O voto de Gilmar Mendes foi acompanhado pelo ministros Cármen Lúcia, Celso de Mello, Ricardo Lewandowski e Edson Fachin.

A decisão animou a Câmara de Dirigentes Lojistas (CDL) de Rondonópolis, que já havia ingressado com um Mandado de Segurança pedindo a suspensão da cobrança aos seus associados e estava aguardando uma decisão da Justiça.
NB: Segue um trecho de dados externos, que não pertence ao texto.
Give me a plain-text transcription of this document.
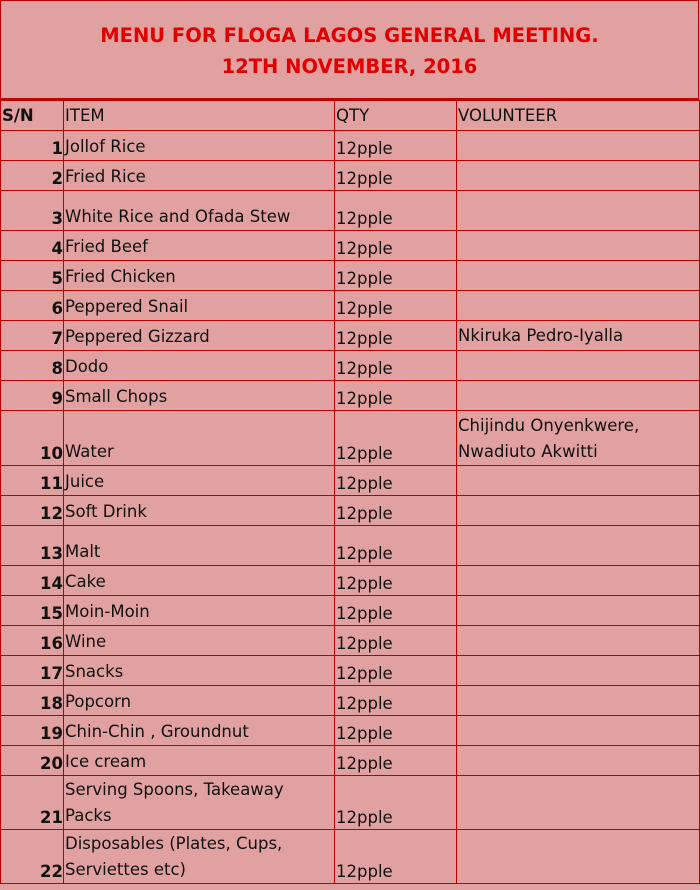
MENU FOR FLOGA LAGOS GENERAL MEETING.
12TH NOVEMBER, 2016
S/N	ITEM	QTY	VOLUNTEER
1	Jollof Rice	12pple	
2	Fried Rice	12pple	
3	White Rice and Ofada Stew	12pple	
4	Fried Beef	12pple	
5	Fried Chicken	12pple	
6	Peppered Snail	12pple	
7	Peppered Gizzard	12pple	Nkiruka Pedro-Iyalla
8	Dodo	12pple	
9	Small Chops	12pple	
10	Water	12pple	Chijindu Onyenkwere, Nwadiuto Akwitti
11	Juice	12pple	
12	Soft Drink	12pple	
13	Malt	12pple	
14	Cake	12pple	
15	Moin-Moin	12pple	
16	Wine	12pple	
17	Snacks	12pple	
18	Popcorn	12pple	
19	Chin-Chin , Groundnut	12pple	
20	Ice cream	12pple	
21	Serving Spoons, Takeaway Packs	12pple	
22	Disposables (Plates, Cups, Serviettes etc)	12pple	
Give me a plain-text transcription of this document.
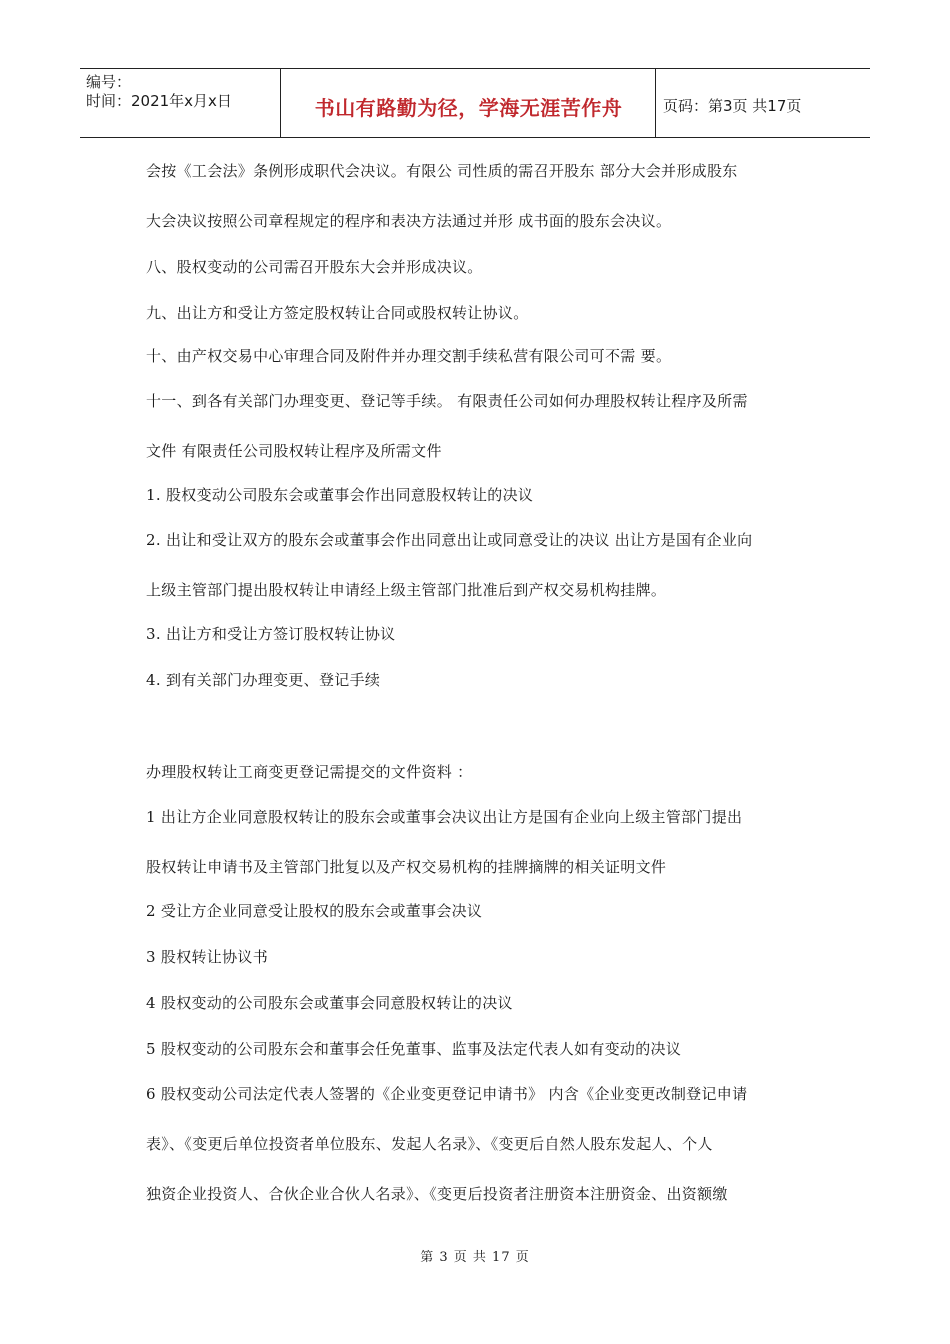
编号：
时间：2021年x月x日	书山有路勤为径，学海无涯苦作舟	页码：第3页 共17页
会按《工会法》条例形成职代会决议。有限公 司性质的需召开股东 部分大会并形成股东
大会决议按照公司章程规定的程序和表决方法通过并形 成书面的股东会决议。
八、股权变动的公司需召开股东大会并形成决议。
九、出让方和受让方签定股权转让合同或股权转让协议。
十、由产权交易中心审理合同及附件并办理交割手续私营有限公司可不需 要。
十一、到各有关部门办理变更、登记等手续。 有限责任公司如何办理股权转让程序及所需
文件 有限责任公司股权转让程序及所需文件
1. 股权变动公司股东会或董事会作出同意股权转让的决议
2. 出让和受让双方的股东会或董事会作出同意出让或同意受让的决议 出让方是国有企业向
上级主管部门提出股权转让申请经上级主管部门批准后到产权交易机构挂牌。
3. 出让方和受让方签订股权转让协议
4. 到有关部门办理变更、登记手续
办理股权转让工商变更登记需提交的文件资料 ：
1 出让方企业同意股权转让的股东会或董事会决议出让方是国有企业向上级主管部门提出
股权转让申请书及主管部门批复以及产权交易机构的挂牌摘牌的相关证明文件
2 受让方企业同意受让股权的股东会或董事会决议
3 股权转让协议书
4 股权变动的公司股东会或董事会同意股权转让的决议
5 股权变动的公司股东会和董事会任免董事、监事及法定代表人如有变动的决议
6 股权变动公司法定代表人签署的《企业变更登记申请书》 内含《企业变更改制登记申请
表》、《变更后单位投资者单位股东、发起人名录》、《变更后自然人股东发起人、个人
独资企业投资人、合伙企业合伙人名录》、《变更后投资者注册资本注册资金、出资额缴
第 3 页 共 17 页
“Diante da manifestação dos ministros, que consideraram a cobrança inconstitucional, neste caso específico, que é de apenas uma empresa, ficamos mais otimistas quanto a nossa lide que é coletiva. Vale lembrar, que esta decisão é para um caso específico, mas pode beneficiar outras ações. Assim como a CDL, várias outras entidades entraram com processos solicitando a suspensão da cobrança da taxa já neste ano e não obtiveram êxito. Embora seja uma boa notícia, temos que aguardar outros julgamentos”, destacou o presidente da CDL, Thiago Sperança.

Neste ano, a previsão de arrecadação da taxa pelo Estado é de mais de R$ 14 milhões. Ela é calculada com base na atividade desenvolvida no imóvel, o seu tamanho e a respectiva classificação de risco de incêndio.